Algumas das mais interessantes leituras que tenho feito nesse tempo de isolamento, imposto pela pandemia do novo coronavírus, vêm se caracterizando pela hibridização da psicanálise com campos diversos, tais como os da política e da filosofia. Seguindo o interessante percurso intelectual de Slavoj Zizek (1949), filósofo esloveno, nascido na antiga Iugoslávia, creio que poucos pensadores ilustram com tamanha relevância as contradições do capitalismo contemporâneo como o professor do Instituto de Sociologia e Filosofia da Universidade de Ljubljana.
A formação de Zizek deu-se através da escola Lacaniana da Eslovênia, fora de qualquer um dos eixos fundamentais que determinaram a recepção do pensamento freudiano. Zizek é testemunha ativa da queda do regime socialista na Iugoslávia, do interesse capitalista nos mercados recém-abertos e dos paradoxos e impasses da onda de democratização capitalista que atravessou os países do Leste Europeu, nos anos 80 e 90.
A crise econômica globalizada demonstrou a fragilidade do sistema de livre mercado, cujos defensores acreditavam ter triunfado na Guerra Fria. Não há sinal de nada parecido com o projeto socialista que foi visto, por muitos no passado, como o sucessor do capitalismo. A obra de Zizek, que reflete essa situação paradoxal de várias maneiras, fez dele um dos intelectuais públicos mais conhecidos no mundo.
A enorme influência de Zizek, no entanto, não significa que seu ponto de vista filosófico e político possam ser facilmente definidos. Membro do Partido Comunista da Eslovênia até 1988, teve relações difíceis com as autoridades partidárias durante anos, em decorrência de seu interesse por ideias consideradas heterodoxas. Em 1990, candidatou-se à Presidência pelo Partido Liberal Democrata da Eslovênia. Mas as ideias liberais, exceto por servirem como ponto de referência para posições que ele rejeita, nunca moldaram o seu pensamento.

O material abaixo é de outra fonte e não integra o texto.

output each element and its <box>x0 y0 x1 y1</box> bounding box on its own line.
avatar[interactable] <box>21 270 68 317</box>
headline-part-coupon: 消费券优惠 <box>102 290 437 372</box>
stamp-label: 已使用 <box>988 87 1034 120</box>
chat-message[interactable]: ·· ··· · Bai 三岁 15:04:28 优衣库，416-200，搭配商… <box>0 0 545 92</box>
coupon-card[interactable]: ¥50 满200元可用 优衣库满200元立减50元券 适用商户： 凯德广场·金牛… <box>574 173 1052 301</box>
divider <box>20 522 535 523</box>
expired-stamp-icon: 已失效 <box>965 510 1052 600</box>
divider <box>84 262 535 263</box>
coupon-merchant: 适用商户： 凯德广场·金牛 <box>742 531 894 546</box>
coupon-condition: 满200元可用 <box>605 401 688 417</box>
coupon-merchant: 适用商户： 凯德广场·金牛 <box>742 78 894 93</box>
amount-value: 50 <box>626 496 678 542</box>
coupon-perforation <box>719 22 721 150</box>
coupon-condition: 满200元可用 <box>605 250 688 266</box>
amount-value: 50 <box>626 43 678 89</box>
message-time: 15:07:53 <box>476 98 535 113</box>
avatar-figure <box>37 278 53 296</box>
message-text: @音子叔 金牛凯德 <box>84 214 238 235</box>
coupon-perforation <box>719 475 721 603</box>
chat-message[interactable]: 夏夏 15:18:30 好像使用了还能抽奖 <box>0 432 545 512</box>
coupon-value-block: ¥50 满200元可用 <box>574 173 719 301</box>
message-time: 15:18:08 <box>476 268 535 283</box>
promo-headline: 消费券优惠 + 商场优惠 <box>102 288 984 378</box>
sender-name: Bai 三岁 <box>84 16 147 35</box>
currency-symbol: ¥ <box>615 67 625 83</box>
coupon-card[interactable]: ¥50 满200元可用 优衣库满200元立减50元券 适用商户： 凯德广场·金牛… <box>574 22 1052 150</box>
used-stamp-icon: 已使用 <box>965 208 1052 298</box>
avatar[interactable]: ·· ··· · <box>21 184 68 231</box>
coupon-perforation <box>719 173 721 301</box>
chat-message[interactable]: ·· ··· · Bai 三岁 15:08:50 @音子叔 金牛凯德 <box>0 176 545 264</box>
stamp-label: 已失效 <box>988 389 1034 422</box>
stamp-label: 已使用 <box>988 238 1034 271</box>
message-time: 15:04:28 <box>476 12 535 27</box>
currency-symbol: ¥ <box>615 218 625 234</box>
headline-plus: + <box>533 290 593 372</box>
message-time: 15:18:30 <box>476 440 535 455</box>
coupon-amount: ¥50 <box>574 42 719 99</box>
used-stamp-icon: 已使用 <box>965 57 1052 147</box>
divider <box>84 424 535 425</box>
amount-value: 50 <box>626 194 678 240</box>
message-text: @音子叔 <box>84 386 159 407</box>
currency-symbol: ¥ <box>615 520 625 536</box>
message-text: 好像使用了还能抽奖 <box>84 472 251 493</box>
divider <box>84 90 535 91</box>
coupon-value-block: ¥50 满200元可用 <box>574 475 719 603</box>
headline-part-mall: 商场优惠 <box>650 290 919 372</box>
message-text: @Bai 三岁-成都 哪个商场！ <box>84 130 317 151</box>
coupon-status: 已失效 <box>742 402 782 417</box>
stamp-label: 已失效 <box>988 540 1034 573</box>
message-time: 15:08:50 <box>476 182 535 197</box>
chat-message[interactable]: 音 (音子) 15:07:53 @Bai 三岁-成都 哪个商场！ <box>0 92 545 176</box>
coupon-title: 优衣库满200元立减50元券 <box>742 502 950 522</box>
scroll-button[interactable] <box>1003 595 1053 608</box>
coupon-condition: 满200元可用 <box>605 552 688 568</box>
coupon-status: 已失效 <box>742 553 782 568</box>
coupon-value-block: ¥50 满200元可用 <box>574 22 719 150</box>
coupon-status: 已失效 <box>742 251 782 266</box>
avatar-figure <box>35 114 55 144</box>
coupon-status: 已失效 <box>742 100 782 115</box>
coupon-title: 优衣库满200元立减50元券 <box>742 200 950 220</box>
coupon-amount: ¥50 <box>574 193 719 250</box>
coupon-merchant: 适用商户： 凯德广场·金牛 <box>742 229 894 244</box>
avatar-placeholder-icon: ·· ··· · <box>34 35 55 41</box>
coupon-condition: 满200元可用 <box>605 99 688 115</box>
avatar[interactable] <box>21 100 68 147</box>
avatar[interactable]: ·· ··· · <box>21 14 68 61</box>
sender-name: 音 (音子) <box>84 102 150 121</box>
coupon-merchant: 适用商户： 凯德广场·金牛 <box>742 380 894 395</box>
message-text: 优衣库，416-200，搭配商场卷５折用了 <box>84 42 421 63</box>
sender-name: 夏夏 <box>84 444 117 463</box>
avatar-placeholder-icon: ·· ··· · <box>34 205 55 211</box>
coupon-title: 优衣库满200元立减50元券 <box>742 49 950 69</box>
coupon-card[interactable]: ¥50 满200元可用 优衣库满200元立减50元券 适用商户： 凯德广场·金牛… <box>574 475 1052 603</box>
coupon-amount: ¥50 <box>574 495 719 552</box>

Em sua mais recente publicação, “Pandemia: Covid-19 e a reinvenção do comunismo”, com tradução de Artur Renzo para a Editora Boitempo, Zizek assina treze ensaios de escrita rápida, afiada e bem-humorada, destrinchando diferentes aspectos do surto provocado pelo novo coronavírus: filosóficos, psicanalíticos, políticos, sociais, econômicos, ecológicos e ideológicos.
O autor abriu mão dos direitos autorais, que serão revertidos à organização internacional Médicos Sem Fronteiras, dedicada a oferecer ajuda médica e humanitária a populações em situações de emergência em todo o planeta. Vale à pena a leitura.